The advantages of using herbal remedies over synthetic chemotherapeutic drugs are manifold, more so because synthetic agents severely compromise the normal cellular homeostasis and often, the therapeutic intervention afforded is of limited clinical significance. So the aim of any therapeutic strategy should be selective targeting of cancer/tumor cells with minimal harm to normal cells. In recent years, compounds derived from natural products as well as their man-made counterparts have achieved greater prominence and preference in the area of cancer therapy and hold good potential as anticancer agents on account of their safety, potency and efficacy [10]. A number of epidemiological studies have revealed that most vegetarians and vegans report less incidence of cancer [14]. Thus, evaluation of plant extracts for identification and presence of anticancer compounds in terms of their potency and therapeutic index has become the mainstay to treat cancers. Nowadays, almost 80% of the medicine being used globally for various health purposes is plant-derived on account of it having no or very little side effects [15].

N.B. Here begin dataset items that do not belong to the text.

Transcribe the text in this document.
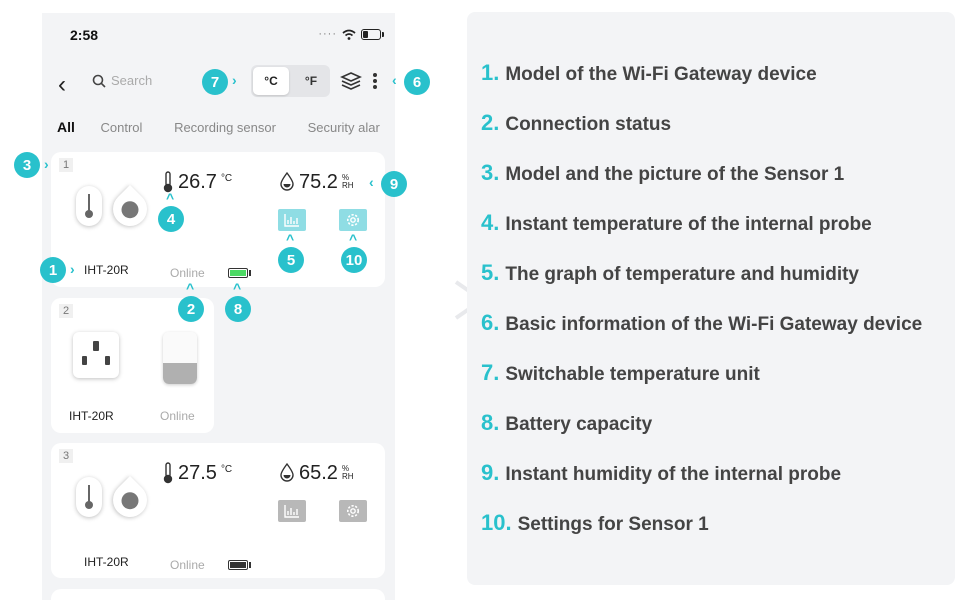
2:58	····
‹	Search	°C	°F
All Control Recording sensor Security alar
1
26.7 °C	75.2 %
RH
IHT-20R	Online
2
IHT-20R	Online
3
27.5 °C	65.2 %
RH
IHT-20R	Online
1 ›
2
^
3 ›
4
^
5
^
6
‹
7 ›
8
^
9
‹
10
^
1. Model of the Wi-Fi Gateway device
2. Connection status
3. Model and the picture of the Sensor 1
4. Instant temperature of the internal probe
5. The graph of temperature and humidity
6. Basic information of the Wi-Fi Gateway device
7. Switchable temperature unit
8. Battery capacity
9. Instant humidity of the internal probe
10. Settings for Sensor 1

In our previous study reporting the cytotoxic activity of methanolic and ethanolic extract of W. somnifera, the methanolic extract of WS was found to possess an IC50 of 40 and 30 μg/ml in 10% and 50% DMSO respectively [12] as compared to IC50 values of 51 and 40 μg/ml in 10% and 50% DMSO respectively, obtained for the WC extract in the current study. Withaferins are the main active components of genus Withania. For comparative purpose, the content of Withaferin-A in methanolic extract of WS was found to be higher as compared to methanolic extract of WC, thus accounting for the higher anticancer activity (lower IC50) of the WS methanolic extract as compared to WC methanolic one.

Conclusion

The fruit extracts of W. coagulans can be used to formulate novel drugs in future or might be used as adjunct/complementary therapy given along with the main line of treatment. Advanced studies on this plant would unravel the detailed mechanism behind its anticancer and apoptotic activity.

Compliance with ethical standards

No permission was sought from the Institutional Ethics Committee, Era's Lucknow Medical College, Lucknow, as the work did not involve human or animal subjects.

Conflict of interest

The authors declare no conflict of interest.